Personal information
- Full name: Ana Gabriela Gutiérrez Díaz
- Date of birth: 20 June 1996 (age 30)
- Place of birth: Santiago, Chile
- Height: 1.61 m (5 ft 3+1⁄2 in)
- Position: Midfielder

Team information
- Current team: Universitario

Senior career*
- Years: Team / Apps / (Gls)
- 2017–2018: Colo-Colo
- 2018–2020: CFF Cáceres
- 2020–2023: Universidad de Chile
- 2025–2026: Santiago Wanderers [es] / 20+ / (2+)
- 2026–: Universitario / 0 / (0)

International career^{‡}
- 2017: Chile (futsal)
- 2018–2019: Chile / 5 / (0)

= Ana Gutiérrez (footballer) =

Chilean footballer (born 1996)

Ana Gabriela Gutiérrez Díaz (born 20 June 1996) is a Chilean footballer who plays as a midfielder for Peruvian Primera División club Universitario.

==Club career==
Gutiérrez joined Universidad de Chile in 2020. In November 2023, they ended her contract by common agreement.

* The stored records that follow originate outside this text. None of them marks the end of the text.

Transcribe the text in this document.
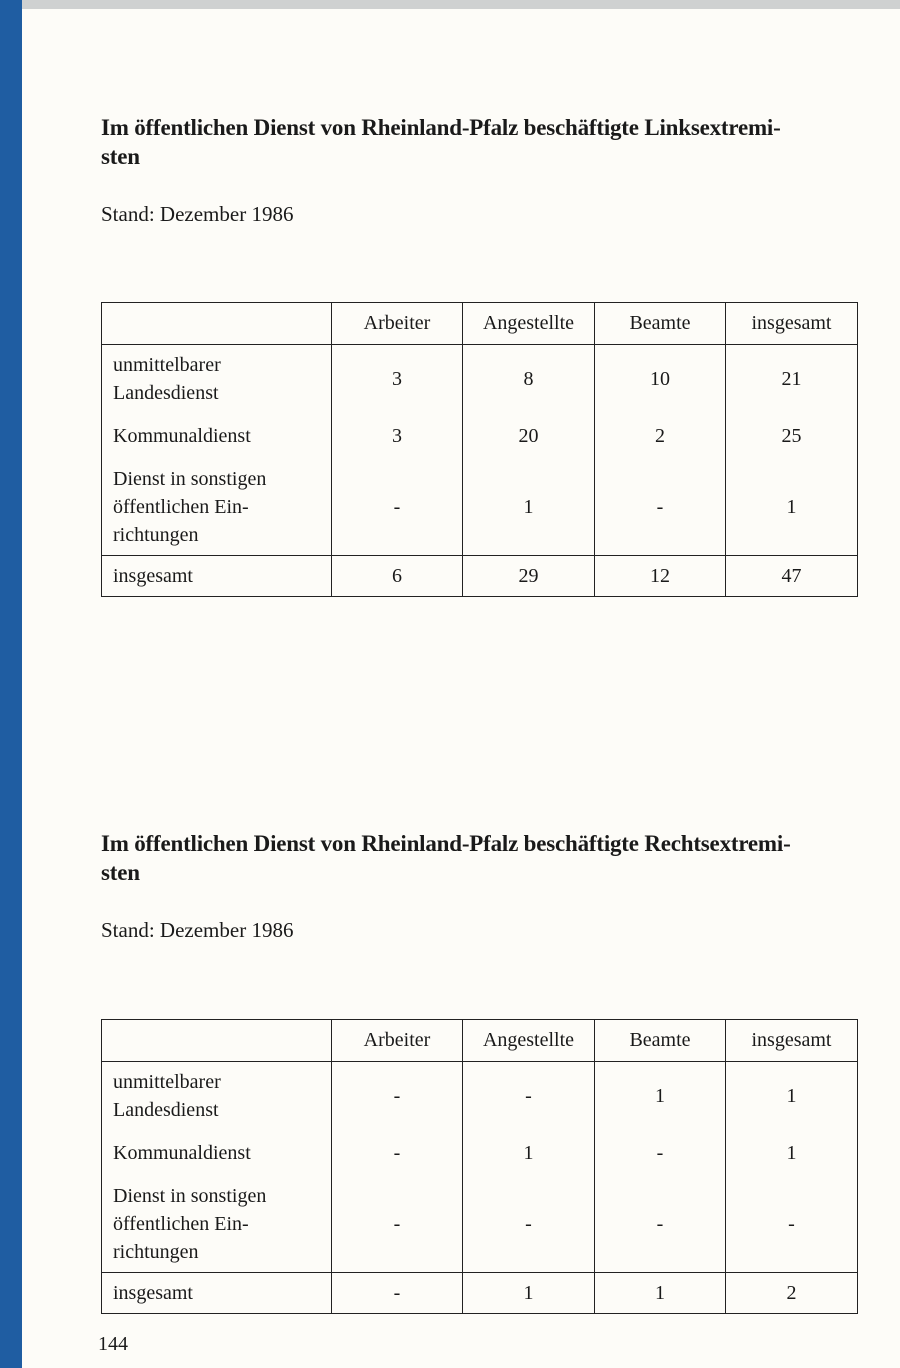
Im öffentlichen Dienst von Rheinland-Pfalz beschäftigte Linksextremi-
sten

Stand: Dezember 1986

	Arbeiter	Angestellte	Beamte	insgesamt
unmittelbarer
Landesdienst	3	8	10	21
Kommunaldienst	3	20	2	25
Dienst in sonstigen
öffentlichen Ein-
richtungen	-	1	-	1
insgesamt	6	29	12	47

Im öffentlichen Dienst von Rheinland-Pfalz beschäftigte Rechtsextremi-
sten

Stand: Dezember 1986

	Arbeiter	Angestellte	Beamte	insgesamt
unmittelbarer
Landesdienst	-	-	1	1
Kommunaldienst	-	1	-	1
Dienst in sonstigen
öffentlichen Ein-
richtungen	-	-	-	-
insgesamt	-	1	1	2
144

After a year as a free agent, Gutiérrez signed with Santiago Wanderers in March 2025. She ended her contract in August 2026.

She moved to Peruvian Primera División club Universitario in September 2026.

==International career==
She represented the Chile national futsal team in the 2017 Copa América.